Ms. Kwalwasser gave her Town Hall debut in 1947, at age 19, and the New York Times was full of praise. "Her playing was marked by clean, pleasant, flowing tone, good intonation and a variety of shading. It was not fiery, but there was emotional expressiveness in everything she did," wrote a critic.
In fact, colleagues said, that was very much her musical philosophy. "She hated flash for flash's sake," said violinist Charles Parker Jr., who worked closely with Ms. Kwalwasser in Philadelphia stewarding the Davidsbund Chamber Players. "She rarely would even teach Paganini, unless a student needed a caprice for an audition. She also very much disliked performers who could play something faster and cleaner. She would say, 'Why? What's the big deal?'"
Yet emotion was an important element. "She realized at an early age that she knew how to make people cry," said Parker. "When she played a second movement, people would be wiping tears away at the end. She was so connected to what she was doing, and that to me is such a rare talent."

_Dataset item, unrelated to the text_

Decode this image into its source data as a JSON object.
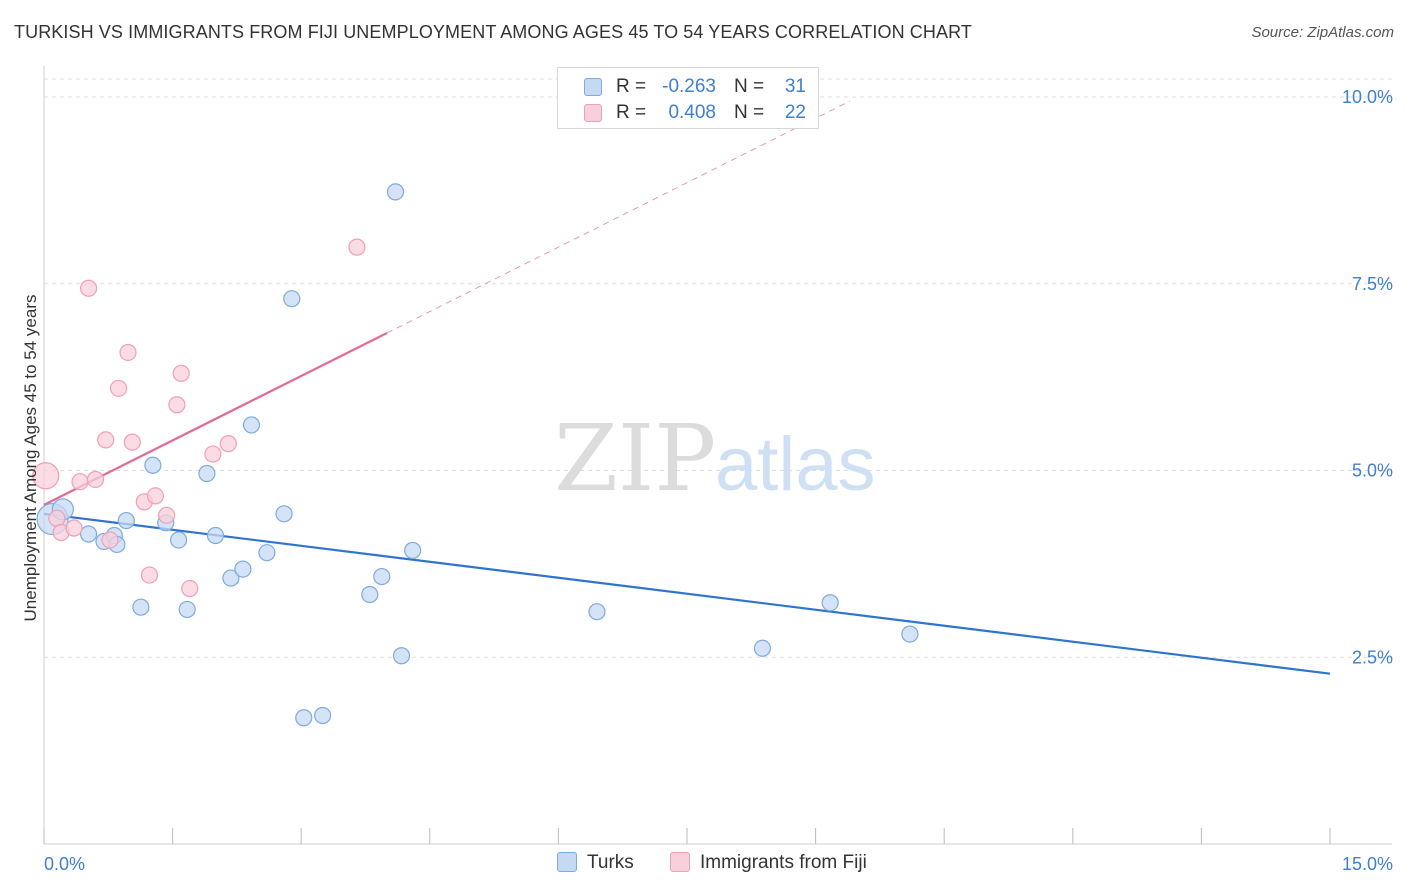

Ms. Kwalwasser was a visible presence in Philadelphia and New York for decades, performing with the New York Chamber Soloists, and touring the United States with the Temple Trio. She was concertmistress with the Pennsylvania Ballet orchestra, and played with the Bethlehem Bach Festival and the Casals Festival Orchestra in Puerto Rico.
And she educated several generations of students. "There was no such thing as a one-hour lesson with her — they went as long as they had to go," said Jeffrey Cornelius, retired dean of Temple's Boyer College of Music.
She was married to Wedeen for 57 years, until his death in 2015. Both were recognized with Temple's Great Teacher Award: he in 1996, she in 2008.
Ms. Kwalwasser taught at Temple's prep division, where a very young Chang was a student, and although she was not Chang's teacher there, Chang would sometimes play for her. The star violinist remembers the last time she saw Ms. Kwalwasser — at the airport in Los Angeles, where the elder violinist didn't pass up the chance to give a quick lesson: "She yelled out, 'Sarah, is that you? Where are you going?' And then as we hugged, she scolded me gently, saying, 'If you lug your violin on a single shoulder strap like that all the time, you'll bust your shoulder. Go get two straps and hold it like a backpack.'"
Ms. Kwalwasser is survived by daughters Lisa and Laura Wedeen, and three grandchildren.
A memorial event is tentatively scheduled for 2:30 p.m. Sunday, Oct. 22, at Rock Hall on the Temple campus.